1) The Biochemistry Of Depression
The amine hypothesis is still our starting point for understanding the biology of depression. The idea is that depression is the consequence of imbalances in the key neurotransmitters, noradrenaline and serotonin. It’s an idea that has been around for the best part of half a century and one which is easy to challenge. Antidepressant drugs address the availability of serotonin as soon as people start taking them but the symptoms of depression take rather longer to disappear. There must be more to depression than lack of serotonin. The question then is why this myth has persisted. Part of the answer may lie in the way in which drugs are marketed. This article however suggests that the myth has survived because it is convenient for both patients and doctors to believe it.
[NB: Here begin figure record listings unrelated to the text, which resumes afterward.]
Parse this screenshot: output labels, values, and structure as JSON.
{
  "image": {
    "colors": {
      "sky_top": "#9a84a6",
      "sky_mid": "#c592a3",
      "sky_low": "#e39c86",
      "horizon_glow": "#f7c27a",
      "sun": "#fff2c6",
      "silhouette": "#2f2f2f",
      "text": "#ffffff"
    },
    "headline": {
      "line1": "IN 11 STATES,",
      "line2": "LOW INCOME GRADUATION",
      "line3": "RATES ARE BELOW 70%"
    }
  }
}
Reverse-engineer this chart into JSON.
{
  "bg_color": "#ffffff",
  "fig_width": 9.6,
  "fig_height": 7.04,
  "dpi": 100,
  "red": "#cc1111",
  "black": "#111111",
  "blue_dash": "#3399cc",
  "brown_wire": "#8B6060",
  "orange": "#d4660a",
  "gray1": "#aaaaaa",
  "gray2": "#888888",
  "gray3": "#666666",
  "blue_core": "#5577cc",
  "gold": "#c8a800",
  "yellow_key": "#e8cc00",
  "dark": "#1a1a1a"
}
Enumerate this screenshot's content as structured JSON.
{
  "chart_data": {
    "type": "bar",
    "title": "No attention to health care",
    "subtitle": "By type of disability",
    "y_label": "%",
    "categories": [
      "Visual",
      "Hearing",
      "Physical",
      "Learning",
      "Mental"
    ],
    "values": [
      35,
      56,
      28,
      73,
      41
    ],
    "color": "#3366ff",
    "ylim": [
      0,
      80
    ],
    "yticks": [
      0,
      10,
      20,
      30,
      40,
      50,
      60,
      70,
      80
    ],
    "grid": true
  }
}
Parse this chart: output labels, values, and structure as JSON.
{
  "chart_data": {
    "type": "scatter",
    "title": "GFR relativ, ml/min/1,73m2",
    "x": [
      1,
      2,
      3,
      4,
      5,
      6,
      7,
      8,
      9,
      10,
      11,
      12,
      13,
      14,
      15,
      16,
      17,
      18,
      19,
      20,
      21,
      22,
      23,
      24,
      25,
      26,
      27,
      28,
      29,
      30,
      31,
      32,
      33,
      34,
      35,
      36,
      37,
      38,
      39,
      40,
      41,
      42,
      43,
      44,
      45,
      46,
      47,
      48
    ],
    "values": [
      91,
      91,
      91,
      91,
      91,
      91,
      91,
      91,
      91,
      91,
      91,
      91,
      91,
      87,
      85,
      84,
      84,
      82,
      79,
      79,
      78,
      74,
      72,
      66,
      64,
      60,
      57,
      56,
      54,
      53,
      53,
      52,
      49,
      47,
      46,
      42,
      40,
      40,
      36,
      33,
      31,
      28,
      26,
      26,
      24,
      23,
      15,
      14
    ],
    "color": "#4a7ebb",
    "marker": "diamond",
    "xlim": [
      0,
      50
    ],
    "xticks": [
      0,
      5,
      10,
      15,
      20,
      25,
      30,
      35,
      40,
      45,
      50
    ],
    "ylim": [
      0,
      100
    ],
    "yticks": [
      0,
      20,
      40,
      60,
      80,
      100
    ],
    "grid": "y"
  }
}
It’s in patients’ interest to believe that they have an illness like any other which can be treated with pills. I’m reminded here of how the former pastor of the church my wife goes to spoke about his depression in this way. It’s easier to deal with it as a simple illness than admit that it was in part brought about by a complex mix of factors: faith, hierarchy, support need. It’s also in doctor’s interests for patients to believe this in order for them to comply with medication which has been shown to do them at least a bit of good. The problem, however, with believing myths is that reality eventually intervenes.
A second link which deals with the biology of depression is here.
A standard claim when we study biological therapies is that antidepressants are not narcotics. They do not produce some sort of high in brains which are functioning normally but they can address imbalances in brains which are not working well. This article is important because it challenges this idea. It suggests that in some people without depression, about 25% of the sample, antidepressants had a positive effect. This is important because the researchers claim to know which part of the brain is being affected in these people. The difficulty is to understand why the other 75% of participants were unaffected in this way.
2) Rewards And The Adolescent Brain
When we look at age as a risk factor in addictive behaviour, we look at the claim that adolescents are bad at dealing with risk because the part of their brain which deals with inhibiting risk is not fully developed. This piece of research goes further.
It suggests that the problem isn’t in the bit which inhibits behaviour but instead in the bit which experiences reward. Adolescents simply experience the pleasure of reward or success for longer than adults and are less likely to give rewarding behaviour up.
3) Publishing Negative Findings
When we look at the way in which research is published and validated in PSYA4, we adopt the traditional approach. Research which has statistically significant results gets peer reviewed and published, enabling science to move on. This way of doing things is being increasingly questioned because it leads to the file drawer problem where research which challenges published findings by suggesting that they cannot be replicated gets put away and forgotten about. There is a move towards open access publishing where everything gets published whether significant or insignificant, positive or negative. We tried something like this with our studies into attitudes to mental health late last year at DHSG. There are however problems with this approach too. This article suggests some ways forward.
4) Amnesia – The Reality
Cases of amnesia interest psychologists studying the structure of memory. They seem important because they tell us how memory works and what it is for. They are also human stories. Here is one such story.
The fascination with these is what is left after catastrophic memory loss. In common with other such cases, John in this story knows who his family is and retains a high level skill, playing chess. It’s what is lost which is both difficult and sad.
5) Using Mobile Technology To Promote Well Being
In psychological therapies for depression, we look at the impact of online therapies as treatments for depression. At a simpler level, mobile technology can be used to help people stay well and adhere to their medication.
Here’s a link explaining how this works. The same principle applies to adherence to diets. We saw in last week’s post that some researchers claim that it doesn’t matter too much what diet you are on as long as you can stick to it. Apps are being developed which encourage people to stick to a diet.
The evidence so far is that this technology improves adherence to a diet. In this study, the control groups did not lose significantly less weight. However, these control groups had access to nutritional counselling. This suggests that apps work as well as face to face counselling but they are much cheaper.
6) Critically evaluate
Much of what we do in A Level Psychology. We evaluate core research in order to work out what the problems are and often look at how contemporary research addresses these problems and moves the field on. The exam moves us away from generic evaluation points which do not relate to the specific topic and studies in which we are engaged.
In this article, Tom Stafford identifies three levels of criticism of psychological research. I think we generally get beyond level 1 but level 3 is mostly beyond us at A Level. That’s what undergraduate Psychology is for.
7) Mental Health – The Global Dimension
Most of what we do in our A Level course is done from the perspective of Psychology based in affluent, western society. Mental health represents a substantial global disease burden. The video on this website powerfully challenges us to think about what we might do about it.